L'identità: Storie, volti e voci al femminile Poltrone Rosse



Attualità

Emilio Salgàri patriota e la tradizionale confusione tra “risorgimentale” e “fascista”

di Francesco Da Riva Grechi -


Emilio Salgàri nasce a Verona nel 1862, muore in miseria e ignorato dal mondo letterario, togliendosi la vita, a Torino, nel 1911. A 20 anni pubblica il suo primo racconto “I selvaggi della Papuasia” in quattro puntate su un settimanale. Nel 1883, a soli 21 anni, Salgàri ottiene un grande successo con il romanzo “Le tigri della Malesia”.

In queste settimane, la Rai manda in onda una fortunata produzione tratta e ispirata dal Sandokan salgariano. Emilio Salgàri scrive più di 80 romanzi e un centinaio di racconti ambientati in ogni angolo del pianeta e immagina viaggi nelle località più remote anche se non si sposta mai dall’Italia. È il primo autore italiano di best sellers ma il successo di pubblico gli attira solo invidia e ostracismo da parte dei colleghi. Scrive di lui Luciano Curreri, docente di Lingua e Letteratura Italiana all’Università di Liegi, come riportato in rete: “Andava di moda l’esoterismo era il boom dell’editoria popolare, dei giornali illustrati, e lui, che lavorava come giornalista, trae ispirazione per i suoi romanzi dagli eventi che segue per i suoi articoli. Era uno scrittore bistrattato dalla critica e dagli ambienti letterari “.

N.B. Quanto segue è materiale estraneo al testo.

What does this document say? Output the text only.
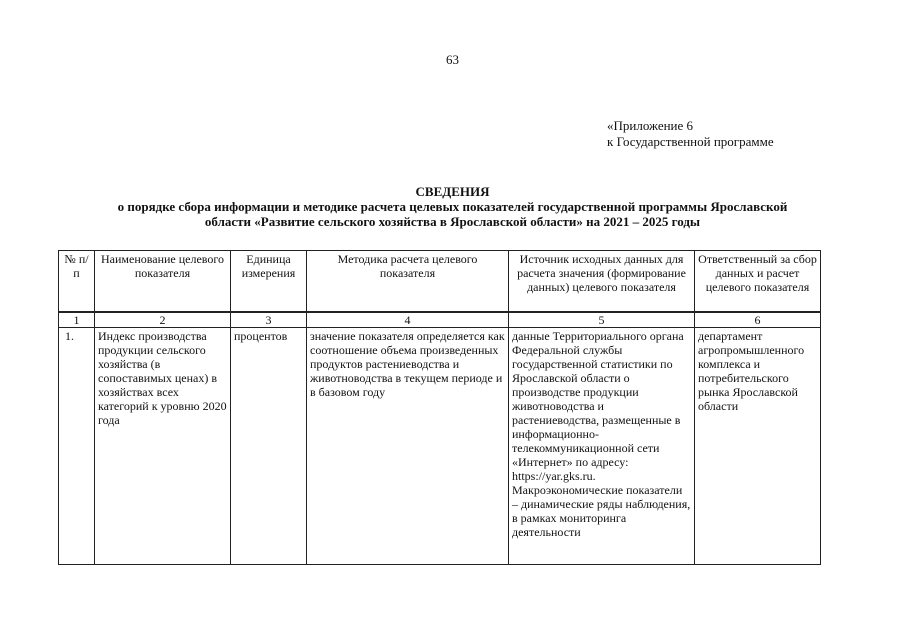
63
«Приложение 6
к Государственной программе
СВЕДЕНИЯ
о порядке сбора информации и методике расчета целевых показателей государственной программы Ярославской
области «Развитие сельского хозяйства в Ярославской области» на 2021 – 2025 годы
№ п/п	Наименование целевого показателя	Единица измерения	Методика расчета целевого показателя	Источник исходных данных для расчета значения (формирование данных) целевого показателя	Ответственный за сбор данных и расчет целевого показателя
1	2	3	4	5	6
1.	Индекс производства продукции сельского хозяйства (в сопоставимых ценах) в хозяйствах всех категорий к уровню 2020 года	процентов	значение показателя определяется как соотношение объема произведенных продуктов растениеводства и животноводства в текущем периоде и в базовом году	данные Территориального органа Федеральной службы государственной статистики по Ярославской области о производстве продукции животноводства и растениеводства, размещенные в информационно-телекоммуникационной сети «Интернет» по адресу: https://yar.gks.ru. Макроэкономические показатели – динамические ряды наблюдения, в рамках мониторинга деятельности	департамент агропромышленного комплекса и потребительского рынка Ярославской области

Alessandro de Stefani, nel 1927, fu uno degli artefici del “Raduno degli artisti di tutte le arti”, un settimanale che già nel suo numero 1, del 31 dicembre 1927, aprì la prima pagina con una campagna pro-Salgari che sfoci  nel c.d. “caso Salgari”, lamentando come “l’uomo che aveva dei fedeli devoti fino all’eroismo […], l’uomo i cui romanzi andavano a ruba, è morto suicida per miseria“.

Gli editori, asseriva de Stefani, erano stati i suoi “effettivi assassini”. Sicuramente la cultura del fascismo fece di tutto per riabilitarlo e dargli quel successo di critica che coloro che lo avevano sfruttato in vita erano riusciti a toglierli, ma il punto è che, essendo morto nel 1911, non poteva essere accusato di connivenza con il fascismo.

L’enfasi e l’eroismo dei suoi personaggi, che tanto furono apprezzati e sono apprezzati dal pubblico, traevano piuttosto l’entusiasmo e soprattutto costituivano diretta espressione di quello “spirito risorgimentale” che almeno fino alla fine del sec. XIX° tanto ispirava il patriottismo nazionale italiano. Sicuramente ancora di più dopo il tormentato e sofferto epilogo vittorioso della grande guerra, ma anche prima di quest’ultima e della marcia su Roma, infervorava i giovani di casa nostra e li animava, come dovrà essere anche in futuro, di fiero ardimento patriottico. Senza avere nulla a che vedere con il fascismo, essendo più che sufficiente l’amore per il nostro risorgimento. Eppure nell’ipocrita, bigotta e colpevole cultura italiana sembra che prima del 1945 l’Italia non sia mai esistita, non ci sia stato altro che dittatura, violenza e infamia.

A parere di chi scrive, se questo è vero, è un profondo vizio di prospettiva, che deve essere corretto per ridare al popolo italiano l’orgoglio patriottico piantato nella storia risorgimentale, civile e militare, di Unità, Indipendenza e Libertà, di sacrificio per la Patria, che ogni italiano merita o dovrebbe meritarsi. E nel pensiero o nell’azione di Mazzini, di Cavour o di Leopardi, di Carducci, una vocazione autoritaria, non è mai apparsa, tutt’altro, è l’amore per la libertà da riscoprire oggi.